Disappointed_Horse
Well-known
I grabbed one of those TTArtisan meters during the Black Friday sales.
The upgraded version fits nicely on a IIIf or IIIg. Looks neat enough, although the finish doesn't quite match the colour of the chrome of a Leica.
I thought it'd be good to replace my Weston II for low-light work. Sadly not: it gets very weird in low light and totally caps out at f/2 and 1/15 at 400ISO. It's accurate enough other than that, but like all reflected meters, you do have to be careful where you point it. For casual walk-arounds with a 50mm, it's good enough. I need a spacer to make it clear the rewind knob when it's in the second accessory shoe alongside an external VF on my Leica Ic, though.
I also have a spotmeter - a Sekonic one. Again, doesn't work in low light or with particularly dark subjects. I would test what its last useable reading is, but it decided to self-destruct; one of the glass elements in the viewfinder has come loose and it's been on the Project Shelf ever since.
I tried phone meter apps. Unreliable as hell. The one on my iPhone is right about 90% of the time. The one on my partner's Samsung makes absolutely zero sense and has never once produced an accurate reading.
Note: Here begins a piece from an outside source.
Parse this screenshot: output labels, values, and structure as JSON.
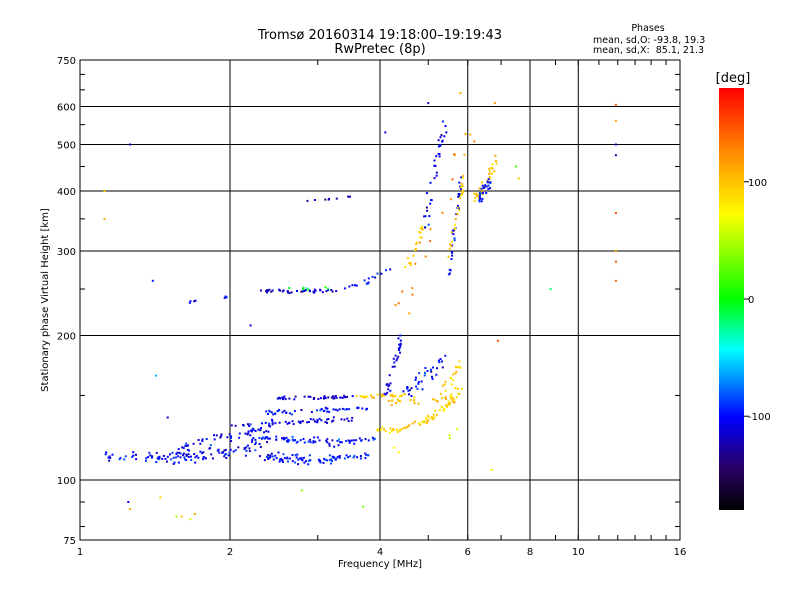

Nothing beats a Weston. Nothing.
My experience with light meter apps on my iPhone has been very good. The problem with them is that the main iPhone camera is pretty wide and sometimes they read off of a wider area than desirable. What I do is hold the palm of my hand up in front of my subject in the light that I want to photograph and then take a reading off my palm. Sort of like using the phone light meter as an improvised incident meter. I have never gotten a bad exposure when I take the time to use this method. In fact, I've had such good results this way that I sometimes meter off my hand when using film cameras with built-in meters and digital cameras.